Bellevue, Helsinki

The Katajanokka area of Helsinki – this translates as Juniper Point in English, which I think is rather splendidly romantic – is where you’ll find the Russian Orthodox cathedral, some gorgeous Art Nouveau buildings, and the city’s oldest Russian restaurant. Bellevue (Rahapajankatu 3, 00160 Helsinki) opened in 1917, a year which found a lot of Russians looking for an out-of-town venue for lugubrious vodka and bear-stew parties, and has been serving traditional dishes ever since. The menu says that this place would never have survived so long without a thorough understanding of the ‘joys and melancholies of the Russian soul’. I can see what they mean. The food was so tasty that it made me want to weep uncontrollably.

Oddly, you’re greeted at the door by a signed photograph of Barbara Bush (melancholy). Inside is a cosy clutch of dining rooms, decorated in sombre colours with paintings of troikas on the walls, the sound of Russian bass voices (more melancholy) hanging woefully in the air as you drink your grain alcohol (joy). The menu – there is an English-language one for those, like me, whose Russian is even worse than their Finnish – is packed with old Russian favourites like a borscht thick with grated beetroot, wild boar tartar and potroast bear.

I’ve been wanting to try vendace roe since we’ve been in Helsinki. The northern European vendace is not the same as the fish of the same name you find in parts of England; it’s a whitefish which was called the ‘favourite fish of the Tsars’, and its roe is particularly prized. My serving of apricot-coloured roe turned up in a little lacquered wooden bowl painted with rowan berries, alongside bowls of smetana (a fermented cream a bit like rich soured cream) and sweet red onion. The blini that arrived to go with the roe was a monster – about five inches across and half an inch deep, made from a floatingly light buckwheat batter and sizzling in literally heart-stopping amounts of aromatic butter. Joyful tastebuds, melancholy arteries. Vendace roe has a delicate flavour, less salty than most other fish roes you’ll find on tables Russian and otherwise, and was richly gorgeous glopped all over the blini with generous amounts of smetana and onion.

You’ll find a recipe for Chicken Kiev on this site, and it’s interesting to compare it with Bellevue’s more authentically Russian (and rather more attractive) version – they provide the recipe here.
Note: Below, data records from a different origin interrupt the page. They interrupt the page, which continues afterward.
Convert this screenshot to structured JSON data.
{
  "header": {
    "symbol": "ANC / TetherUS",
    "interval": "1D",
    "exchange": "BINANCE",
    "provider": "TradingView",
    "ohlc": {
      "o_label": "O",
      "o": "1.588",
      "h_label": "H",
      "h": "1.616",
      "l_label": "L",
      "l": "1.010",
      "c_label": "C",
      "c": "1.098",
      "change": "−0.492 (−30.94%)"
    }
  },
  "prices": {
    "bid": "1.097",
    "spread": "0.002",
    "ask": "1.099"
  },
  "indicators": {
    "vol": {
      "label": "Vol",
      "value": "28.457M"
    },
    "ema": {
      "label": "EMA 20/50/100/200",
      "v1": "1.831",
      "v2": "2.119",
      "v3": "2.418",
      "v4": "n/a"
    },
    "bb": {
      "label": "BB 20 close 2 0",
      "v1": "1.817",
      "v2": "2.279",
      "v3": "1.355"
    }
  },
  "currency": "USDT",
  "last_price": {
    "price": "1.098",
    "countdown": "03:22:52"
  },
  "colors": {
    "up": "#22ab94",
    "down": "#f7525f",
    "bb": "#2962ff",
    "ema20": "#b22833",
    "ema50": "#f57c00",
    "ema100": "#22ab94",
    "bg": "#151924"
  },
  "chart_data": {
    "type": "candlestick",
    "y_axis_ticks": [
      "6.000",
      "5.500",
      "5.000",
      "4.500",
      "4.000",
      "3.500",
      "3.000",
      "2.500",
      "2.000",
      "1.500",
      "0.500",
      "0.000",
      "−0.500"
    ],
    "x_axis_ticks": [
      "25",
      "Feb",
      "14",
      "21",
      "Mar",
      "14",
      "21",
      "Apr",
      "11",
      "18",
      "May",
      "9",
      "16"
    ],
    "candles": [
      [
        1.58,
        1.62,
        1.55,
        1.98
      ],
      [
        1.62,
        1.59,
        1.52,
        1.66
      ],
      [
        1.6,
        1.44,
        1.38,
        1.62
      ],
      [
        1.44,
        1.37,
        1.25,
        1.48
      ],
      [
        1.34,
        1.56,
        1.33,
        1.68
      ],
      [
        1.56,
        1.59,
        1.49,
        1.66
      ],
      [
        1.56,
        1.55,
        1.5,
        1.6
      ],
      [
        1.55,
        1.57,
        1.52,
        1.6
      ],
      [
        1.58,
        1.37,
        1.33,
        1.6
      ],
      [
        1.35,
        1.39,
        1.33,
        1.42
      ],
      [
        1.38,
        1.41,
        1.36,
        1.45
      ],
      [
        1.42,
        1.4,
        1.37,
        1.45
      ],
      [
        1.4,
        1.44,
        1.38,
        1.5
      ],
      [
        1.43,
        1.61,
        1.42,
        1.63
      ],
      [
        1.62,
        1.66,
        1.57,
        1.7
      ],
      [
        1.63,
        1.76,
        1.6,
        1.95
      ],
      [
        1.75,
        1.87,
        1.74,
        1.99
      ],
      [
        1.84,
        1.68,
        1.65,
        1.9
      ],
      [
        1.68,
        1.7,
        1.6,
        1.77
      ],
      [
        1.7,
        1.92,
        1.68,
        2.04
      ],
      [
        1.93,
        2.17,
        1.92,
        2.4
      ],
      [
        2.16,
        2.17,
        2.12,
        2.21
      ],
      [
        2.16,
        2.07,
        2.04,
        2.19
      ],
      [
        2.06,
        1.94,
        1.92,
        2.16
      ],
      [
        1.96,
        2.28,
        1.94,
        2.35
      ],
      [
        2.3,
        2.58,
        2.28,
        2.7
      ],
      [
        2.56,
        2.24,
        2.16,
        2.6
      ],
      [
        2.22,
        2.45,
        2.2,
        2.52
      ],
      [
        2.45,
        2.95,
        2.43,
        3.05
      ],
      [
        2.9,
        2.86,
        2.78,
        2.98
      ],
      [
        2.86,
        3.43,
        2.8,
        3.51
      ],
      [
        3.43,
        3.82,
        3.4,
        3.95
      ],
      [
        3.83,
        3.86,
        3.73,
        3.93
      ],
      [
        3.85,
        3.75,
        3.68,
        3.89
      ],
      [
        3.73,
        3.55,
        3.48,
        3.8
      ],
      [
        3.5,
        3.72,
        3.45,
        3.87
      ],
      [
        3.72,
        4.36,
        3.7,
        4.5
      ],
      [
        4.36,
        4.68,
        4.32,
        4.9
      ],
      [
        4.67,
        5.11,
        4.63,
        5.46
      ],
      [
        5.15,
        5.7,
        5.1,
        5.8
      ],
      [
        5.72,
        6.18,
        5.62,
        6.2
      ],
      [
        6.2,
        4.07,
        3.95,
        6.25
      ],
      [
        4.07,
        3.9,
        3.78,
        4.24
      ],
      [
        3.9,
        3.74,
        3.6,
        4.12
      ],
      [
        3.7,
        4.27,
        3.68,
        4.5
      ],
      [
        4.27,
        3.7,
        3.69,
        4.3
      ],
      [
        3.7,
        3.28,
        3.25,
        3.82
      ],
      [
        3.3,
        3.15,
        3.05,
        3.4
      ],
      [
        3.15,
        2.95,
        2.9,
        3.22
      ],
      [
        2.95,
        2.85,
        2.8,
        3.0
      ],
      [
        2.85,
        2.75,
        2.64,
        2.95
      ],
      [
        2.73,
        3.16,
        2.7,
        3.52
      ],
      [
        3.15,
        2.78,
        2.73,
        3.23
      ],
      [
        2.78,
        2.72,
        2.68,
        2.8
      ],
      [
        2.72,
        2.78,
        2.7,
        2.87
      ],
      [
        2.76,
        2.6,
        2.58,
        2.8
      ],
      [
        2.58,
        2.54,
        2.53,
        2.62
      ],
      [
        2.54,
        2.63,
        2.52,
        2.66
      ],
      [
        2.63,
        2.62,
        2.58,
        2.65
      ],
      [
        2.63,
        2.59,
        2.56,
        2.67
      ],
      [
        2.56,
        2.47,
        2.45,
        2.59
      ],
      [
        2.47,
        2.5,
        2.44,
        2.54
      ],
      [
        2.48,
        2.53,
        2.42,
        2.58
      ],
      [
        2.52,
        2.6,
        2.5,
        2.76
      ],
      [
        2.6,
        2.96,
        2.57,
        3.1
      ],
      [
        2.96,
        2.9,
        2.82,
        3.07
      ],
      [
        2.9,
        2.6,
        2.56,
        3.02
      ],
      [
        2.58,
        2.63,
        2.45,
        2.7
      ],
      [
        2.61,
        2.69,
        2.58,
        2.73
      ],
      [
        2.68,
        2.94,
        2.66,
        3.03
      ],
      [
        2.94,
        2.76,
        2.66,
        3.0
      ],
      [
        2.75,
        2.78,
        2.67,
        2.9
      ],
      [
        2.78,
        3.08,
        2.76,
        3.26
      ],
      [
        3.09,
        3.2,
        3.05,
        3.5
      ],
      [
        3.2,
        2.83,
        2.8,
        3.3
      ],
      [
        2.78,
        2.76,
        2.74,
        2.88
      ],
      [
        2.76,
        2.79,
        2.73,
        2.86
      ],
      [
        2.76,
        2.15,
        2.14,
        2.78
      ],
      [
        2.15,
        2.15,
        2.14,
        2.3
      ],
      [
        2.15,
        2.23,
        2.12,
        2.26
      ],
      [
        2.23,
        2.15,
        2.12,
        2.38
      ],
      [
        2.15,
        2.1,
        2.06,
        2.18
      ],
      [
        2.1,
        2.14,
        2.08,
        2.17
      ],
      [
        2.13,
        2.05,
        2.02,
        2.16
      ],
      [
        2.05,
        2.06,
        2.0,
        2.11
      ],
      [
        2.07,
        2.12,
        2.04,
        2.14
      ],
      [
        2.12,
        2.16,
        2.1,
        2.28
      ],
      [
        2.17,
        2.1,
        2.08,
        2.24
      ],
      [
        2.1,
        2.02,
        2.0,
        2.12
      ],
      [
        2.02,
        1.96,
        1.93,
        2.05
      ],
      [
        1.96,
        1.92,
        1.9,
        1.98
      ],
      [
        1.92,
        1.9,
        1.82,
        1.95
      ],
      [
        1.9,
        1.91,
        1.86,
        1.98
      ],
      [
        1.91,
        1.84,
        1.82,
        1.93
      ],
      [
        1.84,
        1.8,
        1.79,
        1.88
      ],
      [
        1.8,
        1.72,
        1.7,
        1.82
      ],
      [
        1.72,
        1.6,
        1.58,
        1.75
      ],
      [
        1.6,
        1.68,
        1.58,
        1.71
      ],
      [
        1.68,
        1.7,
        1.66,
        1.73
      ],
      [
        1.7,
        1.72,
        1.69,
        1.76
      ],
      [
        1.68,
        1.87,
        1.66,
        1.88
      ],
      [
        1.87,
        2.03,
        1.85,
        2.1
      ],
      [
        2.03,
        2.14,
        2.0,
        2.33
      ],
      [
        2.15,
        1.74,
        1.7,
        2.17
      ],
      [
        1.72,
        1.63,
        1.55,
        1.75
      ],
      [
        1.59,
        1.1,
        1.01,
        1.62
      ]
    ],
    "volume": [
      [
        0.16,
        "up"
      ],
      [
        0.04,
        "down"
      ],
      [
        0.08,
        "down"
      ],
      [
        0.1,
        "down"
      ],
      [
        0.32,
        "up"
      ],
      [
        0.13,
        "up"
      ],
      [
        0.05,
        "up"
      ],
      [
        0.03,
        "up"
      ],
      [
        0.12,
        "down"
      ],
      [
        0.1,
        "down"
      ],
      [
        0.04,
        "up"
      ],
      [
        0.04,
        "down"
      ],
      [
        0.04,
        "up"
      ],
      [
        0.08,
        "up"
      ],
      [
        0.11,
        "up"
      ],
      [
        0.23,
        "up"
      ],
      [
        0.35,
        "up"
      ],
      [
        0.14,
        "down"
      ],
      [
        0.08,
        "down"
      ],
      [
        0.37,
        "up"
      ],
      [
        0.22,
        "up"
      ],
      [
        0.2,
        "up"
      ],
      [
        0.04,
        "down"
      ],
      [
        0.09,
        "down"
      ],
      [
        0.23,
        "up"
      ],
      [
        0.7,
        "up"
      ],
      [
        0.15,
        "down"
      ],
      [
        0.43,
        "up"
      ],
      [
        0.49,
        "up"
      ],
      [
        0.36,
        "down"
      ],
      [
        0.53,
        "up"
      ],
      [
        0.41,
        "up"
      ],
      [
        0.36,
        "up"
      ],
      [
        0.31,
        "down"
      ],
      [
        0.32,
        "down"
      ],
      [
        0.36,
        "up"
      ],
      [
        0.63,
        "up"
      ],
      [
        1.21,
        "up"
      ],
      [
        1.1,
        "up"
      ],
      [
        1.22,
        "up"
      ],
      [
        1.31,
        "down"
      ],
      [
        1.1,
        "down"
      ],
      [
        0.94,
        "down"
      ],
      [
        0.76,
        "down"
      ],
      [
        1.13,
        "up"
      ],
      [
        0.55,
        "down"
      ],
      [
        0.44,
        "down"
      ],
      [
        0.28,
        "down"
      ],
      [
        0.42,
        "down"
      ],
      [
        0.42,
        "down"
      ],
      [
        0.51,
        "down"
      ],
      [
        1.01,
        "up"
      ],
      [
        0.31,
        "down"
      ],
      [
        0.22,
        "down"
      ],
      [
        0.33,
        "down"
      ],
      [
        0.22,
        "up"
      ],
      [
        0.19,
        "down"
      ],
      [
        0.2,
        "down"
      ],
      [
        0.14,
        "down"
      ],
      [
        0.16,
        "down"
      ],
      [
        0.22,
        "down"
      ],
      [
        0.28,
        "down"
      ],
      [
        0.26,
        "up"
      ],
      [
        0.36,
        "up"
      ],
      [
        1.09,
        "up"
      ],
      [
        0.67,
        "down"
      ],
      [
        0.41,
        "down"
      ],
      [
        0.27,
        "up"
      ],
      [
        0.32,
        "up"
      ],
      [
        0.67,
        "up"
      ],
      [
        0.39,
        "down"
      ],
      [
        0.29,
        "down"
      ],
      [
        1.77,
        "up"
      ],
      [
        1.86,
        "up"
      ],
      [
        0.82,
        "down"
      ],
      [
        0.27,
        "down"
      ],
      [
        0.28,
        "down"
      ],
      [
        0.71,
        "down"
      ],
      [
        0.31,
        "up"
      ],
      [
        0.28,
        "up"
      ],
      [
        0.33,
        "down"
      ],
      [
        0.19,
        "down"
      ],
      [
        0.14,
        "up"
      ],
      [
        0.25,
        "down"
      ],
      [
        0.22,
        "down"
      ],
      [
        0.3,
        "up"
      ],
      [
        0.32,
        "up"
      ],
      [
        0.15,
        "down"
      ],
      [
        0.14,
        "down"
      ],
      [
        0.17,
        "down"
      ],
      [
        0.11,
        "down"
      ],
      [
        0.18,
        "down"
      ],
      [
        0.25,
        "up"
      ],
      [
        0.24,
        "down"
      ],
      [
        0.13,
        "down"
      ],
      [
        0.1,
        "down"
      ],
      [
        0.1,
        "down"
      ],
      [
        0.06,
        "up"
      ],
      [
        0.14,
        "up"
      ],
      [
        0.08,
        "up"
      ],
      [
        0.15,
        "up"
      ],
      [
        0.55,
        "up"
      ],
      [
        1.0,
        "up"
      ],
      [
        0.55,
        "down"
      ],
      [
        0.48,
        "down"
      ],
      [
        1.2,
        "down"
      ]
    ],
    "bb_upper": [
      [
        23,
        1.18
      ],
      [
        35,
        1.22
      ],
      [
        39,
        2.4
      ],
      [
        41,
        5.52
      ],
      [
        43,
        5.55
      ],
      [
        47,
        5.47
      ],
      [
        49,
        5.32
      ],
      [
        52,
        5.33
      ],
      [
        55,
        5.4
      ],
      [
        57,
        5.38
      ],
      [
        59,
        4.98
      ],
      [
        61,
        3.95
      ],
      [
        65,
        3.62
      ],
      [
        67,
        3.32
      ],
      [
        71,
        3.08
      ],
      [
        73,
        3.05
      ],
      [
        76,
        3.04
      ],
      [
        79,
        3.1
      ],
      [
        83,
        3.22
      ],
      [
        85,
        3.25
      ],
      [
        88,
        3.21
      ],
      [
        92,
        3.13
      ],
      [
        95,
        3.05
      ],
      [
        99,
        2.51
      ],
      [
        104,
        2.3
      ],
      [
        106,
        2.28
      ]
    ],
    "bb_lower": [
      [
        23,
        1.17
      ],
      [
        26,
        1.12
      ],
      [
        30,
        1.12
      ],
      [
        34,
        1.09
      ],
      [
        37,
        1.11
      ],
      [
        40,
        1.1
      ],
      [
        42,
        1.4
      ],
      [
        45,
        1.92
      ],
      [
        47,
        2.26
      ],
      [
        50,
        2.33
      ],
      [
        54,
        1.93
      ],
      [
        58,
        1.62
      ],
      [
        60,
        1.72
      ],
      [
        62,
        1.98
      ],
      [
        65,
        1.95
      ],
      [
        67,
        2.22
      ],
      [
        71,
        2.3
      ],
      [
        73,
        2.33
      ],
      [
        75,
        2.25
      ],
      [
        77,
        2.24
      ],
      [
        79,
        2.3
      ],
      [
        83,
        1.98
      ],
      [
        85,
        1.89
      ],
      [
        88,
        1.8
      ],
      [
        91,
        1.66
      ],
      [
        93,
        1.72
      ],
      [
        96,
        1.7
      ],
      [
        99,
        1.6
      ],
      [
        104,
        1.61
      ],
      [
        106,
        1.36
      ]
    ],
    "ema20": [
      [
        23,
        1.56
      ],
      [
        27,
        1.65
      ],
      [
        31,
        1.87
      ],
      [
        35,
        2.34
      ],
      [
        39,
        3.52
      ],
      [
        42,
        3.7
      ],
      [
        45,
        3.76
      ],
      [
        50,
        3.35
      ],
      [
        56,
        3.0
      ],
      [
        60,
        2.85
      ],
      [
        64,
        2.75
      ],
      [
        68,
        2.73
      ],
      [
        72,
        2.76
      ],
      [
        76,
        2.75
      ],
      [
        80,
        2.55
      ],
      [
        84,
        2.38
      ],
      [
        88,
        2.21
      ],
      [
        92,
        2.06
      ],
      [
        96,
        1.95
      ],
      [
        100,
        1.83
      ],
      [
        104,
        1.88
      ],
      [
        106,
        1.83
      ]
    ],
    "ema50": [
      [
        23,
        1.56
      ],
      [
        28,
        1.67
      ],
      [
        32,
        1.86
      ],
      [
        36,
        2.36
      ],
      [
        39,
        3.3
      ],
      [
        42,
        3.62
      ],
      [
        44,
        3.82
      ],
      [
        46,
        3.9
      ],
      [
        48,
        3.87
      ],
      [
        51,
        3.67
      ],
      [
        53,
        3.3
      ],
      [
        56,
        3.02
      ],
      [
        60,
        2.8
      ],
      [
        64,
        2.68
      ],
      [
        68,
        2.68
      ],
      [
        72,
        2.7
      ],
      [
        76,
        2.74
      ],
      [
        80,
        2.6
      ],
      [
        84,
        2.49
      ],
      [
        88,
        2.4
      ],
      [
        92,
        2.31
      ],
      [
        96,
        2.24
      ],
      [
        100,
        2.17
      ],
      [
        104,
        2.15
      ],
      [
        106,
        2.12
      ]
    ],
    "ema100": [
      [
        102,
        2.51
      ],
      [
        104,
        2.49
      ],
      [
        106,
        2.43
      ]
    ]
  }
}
This Kiev is plump and juicy. The waiter stabs it with a knife at the table for you, and a simply amazing amount of lemony butter leaks out into the mildly curried rice on the plate. A peach chutney marries up very nicely with the rich, butter-swimming chicken breast. I wasn’t able to finish mine; especially after all the butter in the blini, I found I was in danger of keeling over (melancholy) from the sheer richness of it all. Fortunately, Dr W is like a Jacob’s Cream Cracker in his ability to soak up vast amounts of butter (joy, I suppose), and happily ate anything I’d left.

All this left me unable to face anything very challenging for dessert, so I asked for the Russian tea tray. A glass of pale, black tea in a silver holder arrived, alongside some strawberries and biscuits, and a silver pot of raspberry jam. ‘Put it in your tea’, said the lady serving me. I assumed this was another Russian melancholy joy, and did what she said.

Tea with jam is, it turns out, a bloody marvellous idea, and I have no idea why it’s not precipitated further west. (See? Joy at the discovery that there’s something you can do to make tea even nicer, and melancholy when you realise that there’s no way anybody back home is going to believe you when you tell them how good it is.) Raspberry jam is really, really good in tea, being rather tart as well as sweet, and it turned the little glass of steaming tea into something like distilled joy when compared with those melancholy dried fruit teas you can buy at vast expense in branches of Whittards back home.

Filled with joy and melancholy, we walked back to our hotel alongside the waterfront, torn between kicking our heels and throwing ourselves into the Baltic.

One Reply to “Bellevue, Helsinki”

  1. Thank you, really interesting. Actually,I was born in Russia in 1970 but my mother and I fled and settled here in the UK. Honestly, I didnt really care much about my russian past until my mother died recently, now I’ve been trying to discover as much as I can. Seemed like the food was as good a place as any to start ! You dont generally hear much about russian cooking do you?